Nipype IOerror when running on SLURM

I created a small nipype pipeline for preprocessing, and it works when running with MultiProcess plugin.

However, whenever I try to submit the job to our SLURM cluster, I get IO errors at seemingly random nodes, with the following messages;

IOError: Job id (xxxxx) finished or terminated, but results file does not exist after (20.0) seconds. Batch dir contains crashdump file if node raised an exception.

The strange thing is, if I look at the node that supposedly crashed, I can find the output files, and there is no mention of errors or crash in the slurm out file in the batch folder. If I re-submit the workflow, it will randomly crash at some other nodes with the same message.

I’ve set the ‘job_finished_timeout’ to 20 sec, ‘poll_sleep_duration’ to 5sec in the workflow execution cofiguration, hoping that this would help it see the output of each node, but it does not seem to change the frequency of these crashes.

Can someone suggest me what I can try to debug this issue?

I am using nipype 0.13.0 with Python 2.7.

Thank you for your help!

@atsuchida there are a couple bugs currently with the SLURM plugin - I started up a PR awhile ago https://github.com/nipy/nipype/pull/1853 that hoped to address this, but temporarily resorted to submitting workflows with the MultiProc plugin through individual sbatch calls.

However, we are planning to fix this in a future release!

Thank you for your response!
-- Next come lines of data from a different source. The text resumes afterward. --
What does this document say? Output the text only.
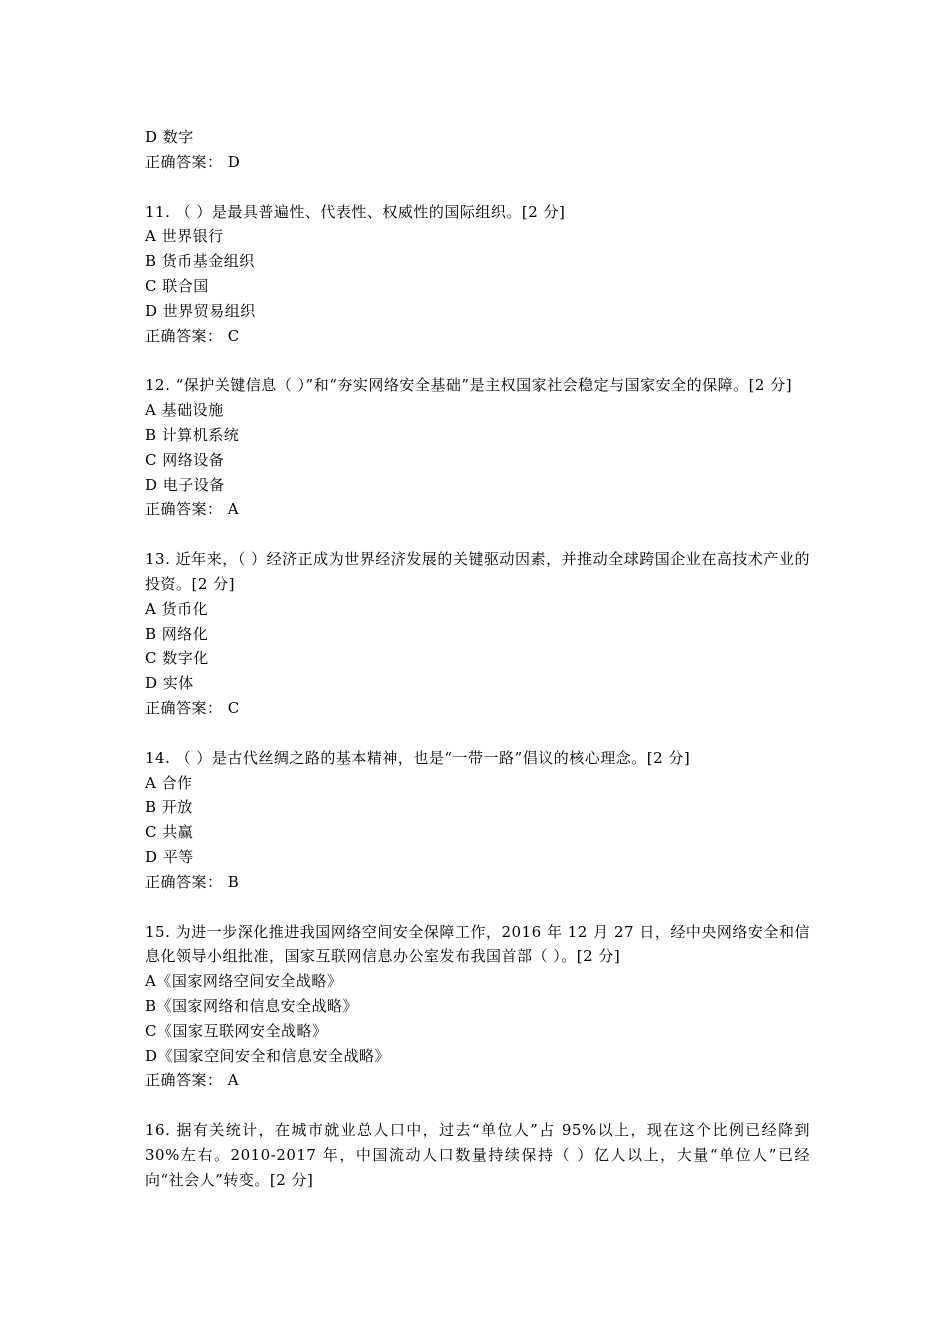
D 数字
正确答案： D
11. （ ）是最具普遍性、代表性、权威性的国际组织。[2 分]
A 世界银行
B 货币基金组织
C 联合国
D 世界贸易组织
正确答案： C
12. “保护关键信息（ ）”和“夯实网络安全基础”是主权国家社会稳定与国家安全的保障。[2 分]
A 基础设施
B 计算机系统
C 网络设备
D 电子设备
正确答案： A
13. 近年来，（ ）经济正成为世界经济发展的关键驱动因素，并推动全球跨国企业在高技术产业的投资。[2 分]
A 货币化
B 网络化
C 数字化
D 实体
正确答案： C
14. （ ）是古代丝绸之路的基本精神，也是“一带一路”倡议的核心理念。[2 分]
A 合作
B 开放
C 共赢
D 平等
正确答案： B
15. 为进一步深化推进我国网络空间安全保障工作，2016 年 12 月 27 日，经中央网络安全和信息化领导小组批准，国家互联网信息办公室发布我国首部（ ）。[2 分]
A《国家网络空间安全战略》
B《国家网络和信息安全战略》
C《国家互联网安全战略》
D《国家空间安全和信息安全战略》
正确答案： A
16. 据有关统计，在城市就业总人口中，过去“单位人”占 95%以上，现在这个比例已经降到 30%左右。2010-2017 年，中国流动人口数量持续保持（ ）亿人以上，大量“单位人”已经向“社会人”转变。[2 分]
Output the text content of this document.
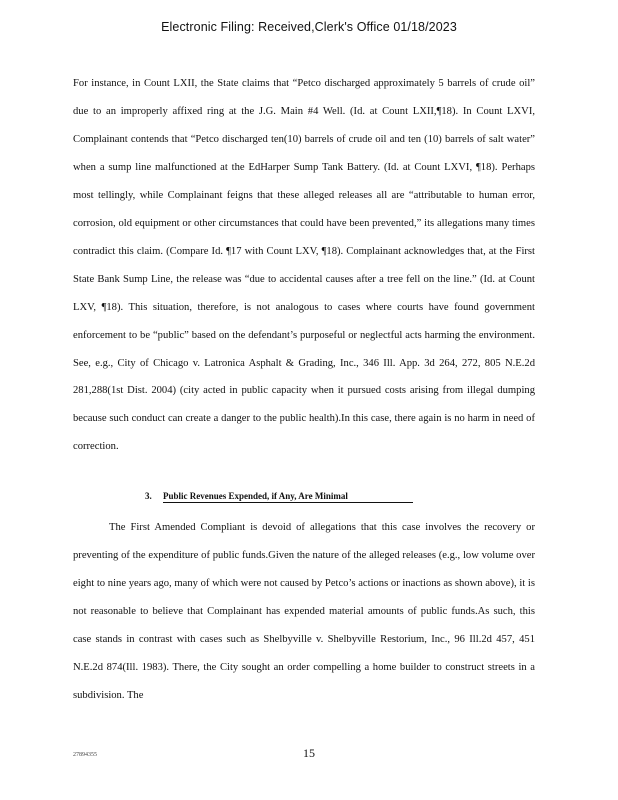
Electronic Filing: Received,Clerk's Office 01/18/2023

For instance, in Count LXII, the State claims that “Petco discharged approximately 5 barrels of crude oil” due to an improperly affixed ring at the J.G. Main #4 Well. (Id. at Count LXII,¶18). In Count LXVI, Complainant contends that “Petco discharged ten(10) barrels of crude oil and ten (10) barrels of salt water” when a sump line malfunctioned at the EdHarper Sump Tank Battery. (Id. at Count LXVI, ¶18). Perhaps most tellingly, while Complainant feigns that these alleged releases all are “attributable to human error, corrosion, old equipment or other circumstances that could have been prevented,” its allegations many times contradict this claim. (Compare Id. ¶17 with Count LXV, ¶18). Complainant acknowledges that, at the First State Bank Sump Line, the release was “due to accidental causes after a tree fell on the line.” (Id. at Count LXV, ¶18). This situation, therefore, is not analogous to cases where courts have found government enforcement to be “public” based on the defendant’s purposeful or neglectful acts harming the environment. See, e.g., City of Chicago v. Latronica Asphalt & Grading, Inc., 346 Ill. App. 3d 264, 272, 805 N.E.2d 281,288(1st Dist. 2004) (city acted in public capacity when it pursued costs arising from illegal dumping because such conduct can create a danger to the public health).In this case, there again is no harm in need of correction.

3. Public Revenues Expended, if Any, Are Minimal

The First Amended Compliant is devoid of allegations that this case involves the recovery or preventing of the expenditure of public funds.Given the nature of the alleged releases (e.g., low volume over eight to nine years ago, many of which were not caused by Petco’s actions or inactions as shown above), it is not reasonable to believe that Complainant has expended material amounts of public funds.As such, this case stands in contrast with cases such as Shelbyville v. Shelbyville Restorium, Inc., 96 Ill.2d 457, 451 N.E.2d 874(Ill. 1983). There, the City sought an order compelling a home builder to construct streets in a subdivision. The

27894355	15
But could you elaborate a bit more about the temporary fix you suggested?

Right now, I have a script that generates my workflow and runs it with SLURM plugin (with sbatch args), so that simply running this script would submit the jobs to the SLURM clusters.

When you say “submitting workflows with the MultiProc plugin through individual sbatch calls”, you mean I change the plugin to MultiProc but execute the script with something like “sbatch run.sh” where run.sh contains a call to my python script?

yes - for example: I use two bash scripts to submit individual jobs for each subject in a dataset (using SLURM’s job arrays)

submission.sh

#!/bin/bash

base=/project/base

# first go to data directory, grab all subjects,
# and assign to an array
data=$base/data/
pushd $data
subjs=($(ls sub-* -d -1))
popd

# take the length of the array
# this will be useful for indexing later
len=$(expr ${#subjs[@]} - 1) # len - 1

echo Spawning ${#subjs[@]} sub-jobs.

sbatch --array=0-$len levelone.sh $base ${subjs[@]}

levelone.sh

#!/bin/bash

# run level one script for one subject
# this script takes in args
#   $1 - base directory
#   $2 - array of subjects

#SBATCH -J levelone
#SBATCH -t 22:00:00
#SBATCH --mem=35GB
#SBATCH --cpus-per-task=5

base=$1
args=($@)
subjs=(${args[@]:1}) # drop initial arg (base)

scratch=/path/to/workdir

# check if directory exists and if not, make it
if [[ ! -d ${scratch} ]]; then
  mkdir -p ${scratch}
fi


subject=${subjs[${SLURM_ARRAY_TASK_ID}]}

echo 'Submitted job for: '${subject}

python python_script_here.py \
-d ${base}/data -m 1 -s $subject \
-o ${base}/data/derivatives/levelone \
-w ${scratch} \
-p 'MultiProc' \

where -p is the plugin for nipype that will be used.

HTH

Thank you so much!

I’m not very fluent in bash scripts, so this example is very helpful…!

By the way, is this bug introduced in the newer version of nipype (0.13.0 and up)? In our lab we have a much more complicated pipeline developed in 0.12.0 that gets submitted to SLURM cluster without any problems. We are in the process of updating the pipeline with python3 and the latest nipype, but I believe it hasn’t be tested with SLURM since it has other issue related to spm standalone (which is why I was using 0.13.0).

Anyway, I hope these issues would be fixed in the future release!

@atsuchida yes, I believe this was introduced after 0.12.0 released

@atsuchida If you have time, could you try to run your pipeline with the latest master branch of nipype and confirm you are still encountering the problem?

pip install -U https://github.com/nipy/nipype/archive/master.zip

Hi again,

Sorry for not getting back to you. I was working on something else, and now am revisiting the issue. I was hoping that the newer version of nipype has resolved the issue, but it seems that I’m still encountering the similar problems. I am working on a different pipeline, but similarly small pipe performing normalization of DWI data using spm coregister and Normalize12.

I am now using nipype 1.0.2 (and also tried 1.0.1) with python 2.7.

The problem is exactly as before. I get seemingly random crashes, with the same message, generally, and I cannot find any error message in the corresponding slurm out file.

If there is anything I can do to track the problem, please let me know…!